À six mois de la présidentielle, le pouvoir tanzanien frappe fort : Chadema, principal parti d’opposition, est exclu du processus électoral pour cinq ans. Un bannissement inédit qui jette une ombre sur la crédibilité du scrutin à venir et soulève de vives inquiétudes sur l’avenir démocratique du pays.

C’est un séisme politique qui secoue la Tanzanie. À six mois des élections générales prévues en octobre, le principal parti d’opposition, le Chadema, vient d’être disqualifié par la Commission électorale nationale. En cause : son refus assumé de signer le nouveau code de conduite électoral. Une décision qui provoque l’indignation et relance les inquiétudes sur l’état de la démocratie tanzanienne sous la présidence de Samia Suluhu Hassan.

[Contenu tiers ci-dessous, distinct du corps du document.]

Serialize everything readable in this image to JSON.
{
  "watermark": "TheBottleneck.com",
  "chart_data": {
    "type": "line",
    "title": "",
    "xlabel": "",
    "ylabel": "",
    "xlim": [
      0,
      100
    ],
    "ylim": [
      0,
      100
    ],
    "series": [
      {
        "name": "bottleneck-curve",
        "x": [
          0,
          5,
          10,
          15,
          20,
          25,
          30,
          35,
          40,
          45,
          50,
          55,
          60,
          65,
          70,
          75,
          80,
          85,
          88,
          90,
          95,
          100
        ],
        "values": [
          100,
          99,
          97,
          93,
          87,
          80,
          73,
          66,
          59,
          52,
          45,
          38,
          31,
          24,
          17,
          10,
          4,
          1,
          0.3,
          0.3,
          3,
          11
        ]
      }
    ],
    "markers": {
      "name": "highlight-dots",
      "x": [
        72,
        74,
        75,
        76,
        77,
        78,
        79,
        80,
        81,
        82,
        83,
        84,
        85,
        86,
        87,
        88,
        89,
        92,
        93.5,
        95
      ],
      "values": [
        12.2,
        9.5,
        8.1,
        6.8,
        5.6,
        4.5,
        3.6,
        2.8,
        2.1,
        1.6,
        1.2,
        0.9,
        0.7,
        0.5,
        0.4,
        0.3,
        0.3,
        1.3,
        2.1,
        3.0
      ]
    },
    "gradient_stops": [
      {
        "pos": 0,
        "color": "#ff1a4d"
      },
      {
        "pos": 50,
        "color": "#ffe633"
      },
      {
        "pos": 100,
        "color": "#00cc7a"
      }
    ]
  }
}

Chadema exclu pour cinq ans : une première historique

La Commission électorale nationale a tranché : le Chadema ne pourra pas participer aux élections générales d’octobre, ni aux scrutins partiels pendant cinq ans. Cette exclusion repose sur le refus du parti de signer un code de conduite électoral jugé déséquilibré. Ce texte, qui fixe des règles éthiques pour le processus électoral, a été accepté par 18 des 19 partis du pays. Seul le Chadema a résisté, dénonçant un système qui continue, selon lui, à favoriser outrageusement le parti au pouvoir, le Chama Cha Mapinduzi (CCM).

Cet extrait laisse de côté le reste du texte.